Wesley's Grilled Chops

July 17, 2012

I know, I know. I've been slacking. It's way past Father's Day. Maybe I've been "busy;" or perhaps I needed a ridiculous amount of time to prepare for this posting? Yeah - I'll stick to that. I promise to be much more timely from now on!

The initial plans (more commonly referred to as "Mom's plans") consisted of slow roasting a leg of lamb on the grill. As you can easily deduce from the post title, she didn't get her way. It was Father's Day, and on principle, Dad was going to be difficult. All things considered, Mom has absolutely nothing to complain about since he ended up doing the heavy cooking without any guidance.

In all, this is a really easy chops recipe that requires very little prep time or grilling experience.

Ingredients:

lamb chops (thawed and trimmed of excess exterior fat)
*For average sized chops, prepare 2 per person. These shoulder chops were really large, so 1 per person was sufficient.
balsamic vinegar (about 1 cup)

Season to taste with:
greek seasoning
*If you don't have greek seasoning (it's pretty hard to find), use a recipe like this one to make your own: http://www.food.com/recipe/greek-seasoning-mix-61579
garlic salt
your favorite steak seasoning

 

Place the chops in a pan with raised sides (helps keep the vinegar from spilling over). Begin by seasoning both sides of the chops with greek seasoning, garlic salt, and steak seasoning.

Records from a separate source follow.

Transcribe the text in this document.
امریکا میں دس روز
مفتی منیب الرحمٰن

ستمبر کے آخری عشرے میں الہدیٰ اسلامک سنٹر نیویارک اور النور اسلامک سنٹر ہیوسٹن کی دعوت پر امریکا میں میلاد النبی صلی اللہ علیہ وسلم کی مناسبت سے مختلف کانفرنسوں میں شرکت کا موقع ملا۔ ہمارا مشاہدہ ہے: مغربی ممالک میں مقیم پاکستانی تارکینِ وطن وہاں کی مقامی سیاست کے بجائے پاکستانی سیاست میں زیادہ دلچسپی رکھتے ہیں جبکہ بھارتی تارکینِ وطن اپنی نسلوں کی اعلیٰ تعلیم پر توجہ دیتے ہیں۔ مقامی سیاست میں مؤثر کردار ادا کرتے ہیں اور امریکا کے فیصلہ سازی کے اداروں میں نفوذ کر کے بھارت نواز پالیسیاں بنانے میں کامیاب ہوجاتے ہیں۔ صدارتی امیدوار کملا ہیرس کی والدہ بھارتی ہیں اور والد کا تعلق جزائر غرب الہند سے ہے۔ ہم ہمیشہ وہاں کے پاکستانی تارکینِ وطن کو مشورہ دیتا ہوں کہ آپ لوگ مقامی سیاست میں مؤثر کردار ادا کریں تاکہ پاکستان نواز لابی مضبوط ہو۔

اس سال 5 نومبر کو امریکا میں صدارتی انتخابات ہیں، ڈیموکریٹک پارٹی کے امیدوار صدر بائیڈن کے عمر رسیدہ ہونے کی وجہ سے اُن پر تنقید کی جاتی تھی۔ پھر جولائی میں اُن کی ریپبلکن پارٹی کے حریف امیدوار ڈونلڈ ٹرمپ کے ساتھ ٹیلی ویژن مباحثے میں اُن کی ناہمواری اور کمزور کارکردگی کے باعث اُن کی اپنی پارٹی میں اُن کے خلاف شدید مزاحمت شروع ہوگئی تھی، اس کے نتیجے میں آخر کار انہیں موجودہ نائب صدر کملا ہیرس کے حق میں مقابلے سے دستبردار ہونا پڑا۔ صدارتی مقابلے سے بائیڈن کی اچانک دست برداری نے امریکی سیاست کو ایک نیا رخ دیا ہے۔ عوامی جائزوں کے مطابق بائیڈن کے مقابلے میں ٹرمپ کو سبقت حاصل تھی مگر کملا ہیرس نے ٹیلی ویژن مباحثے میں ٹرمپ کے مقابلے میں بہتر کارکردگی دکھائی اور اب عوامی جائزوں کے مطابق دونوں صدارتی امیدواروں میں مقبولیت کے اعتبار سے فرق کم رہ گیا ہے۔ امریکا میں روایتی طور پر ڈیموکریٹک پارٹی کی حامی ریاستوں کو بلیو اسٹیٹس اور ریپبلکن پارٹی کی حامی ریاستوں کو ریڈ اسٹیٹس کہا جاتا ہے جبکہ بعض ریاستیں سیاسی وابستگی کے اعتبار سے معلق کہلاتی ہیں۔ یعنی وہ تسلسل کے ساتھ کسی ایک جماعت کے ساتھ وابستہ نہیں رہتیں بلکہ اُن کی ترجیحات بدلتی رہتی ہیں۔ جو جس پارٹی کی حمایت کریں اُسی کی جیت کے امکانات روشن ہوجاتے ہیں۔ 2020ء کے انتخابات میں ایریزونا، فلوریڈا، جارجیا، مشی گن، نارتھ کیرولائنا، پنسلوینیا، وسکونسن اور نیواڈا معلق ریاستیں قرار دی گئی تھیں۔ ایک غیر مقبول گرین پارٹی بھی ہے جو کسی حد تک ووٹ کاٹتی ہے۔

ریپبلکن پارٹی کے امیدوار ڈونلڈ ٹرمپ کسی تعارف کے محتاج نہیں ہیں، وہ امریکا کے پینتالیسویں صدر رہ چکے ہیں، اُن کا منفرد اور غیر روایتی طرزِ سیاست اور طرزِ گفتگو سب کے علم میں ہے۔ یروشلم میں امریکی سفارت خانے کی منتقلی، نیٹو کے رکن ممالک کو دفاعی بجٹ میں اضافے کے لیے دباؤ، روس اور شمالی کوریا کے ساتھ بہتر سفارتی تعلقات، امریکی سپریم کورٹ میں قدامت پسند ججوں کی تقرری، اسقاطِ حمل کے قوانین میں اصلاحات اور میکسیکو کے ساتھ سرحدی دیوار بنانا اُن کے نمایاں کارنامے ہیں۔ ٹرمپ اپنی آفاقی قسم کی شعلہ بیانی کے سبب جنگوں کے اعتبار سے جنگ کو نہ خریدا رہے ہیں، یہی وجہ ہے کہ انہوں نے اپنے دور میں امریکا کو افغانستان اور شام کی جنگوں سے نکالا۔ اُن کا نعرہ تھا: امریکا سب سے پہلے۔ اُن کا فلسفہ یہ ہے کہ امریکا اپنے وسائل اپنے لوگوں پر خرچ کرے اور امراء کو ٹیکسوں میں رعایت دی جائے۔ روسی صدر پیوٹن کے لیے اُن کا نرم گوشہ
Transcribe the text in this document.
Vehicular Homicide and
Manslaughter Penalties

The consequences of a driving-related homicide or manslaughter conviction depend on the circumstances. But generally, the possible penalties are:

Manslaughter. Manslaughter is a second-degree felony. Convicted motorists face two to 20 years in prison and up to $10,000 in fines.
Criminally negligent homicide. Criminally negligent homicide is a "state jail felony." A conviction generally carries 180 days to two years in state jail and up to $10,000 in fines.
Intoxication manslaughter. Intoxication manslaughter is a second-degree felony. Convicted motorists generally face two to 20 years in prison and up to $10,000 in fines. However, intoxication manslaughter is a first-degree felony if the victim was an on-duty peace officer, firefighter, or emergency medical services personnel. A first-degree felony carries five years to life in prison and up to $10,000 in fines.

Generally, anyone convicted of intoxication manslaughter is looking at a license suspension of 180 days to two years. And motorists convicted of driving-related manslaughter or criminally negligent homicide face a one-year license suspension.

Once the seasoning has been thoroughly applied, drizzle the balsamic vinegar on both sides of the chops. Allow them to sit and absorb the seasoning and vinegar while the grill is heating up.

 

 

The moment the shoulder chops hit the grill, Dad had Murphy's undivided attention.

Typically, 1 inch thick chops will take about 4 minutes per side, with the grill lid open, to reach medium rare. The grill must be adequately preheated for this to happen. As I've mentioned before, only cut into the chops if absolutely necessary. The lamb tends to dry out on the inside once the incision has been made. And of course, Dad's talented enough to tell how "done" the chops are just by eye-balling them. Because these chops obviously came from a big lamb, they took about 5-6 minutes per side.

 

Mmmm.... I love a little char on the outside!

 Rather than getting distracted by the incredible smells drifting lazily out of the grill, watch the chops closely. Especilly if you have a sneaky dog like mine... When you are satisfied with the degree of doneness, remove the chops from the grill and allow them to rest for a couple of minutes.

 

Plate the chops with your favorite sides and surround yourself with family and close friends. The fresh roll, salad, and green beans were Mom's contributions. We hope that everyone had a happy Father's Day!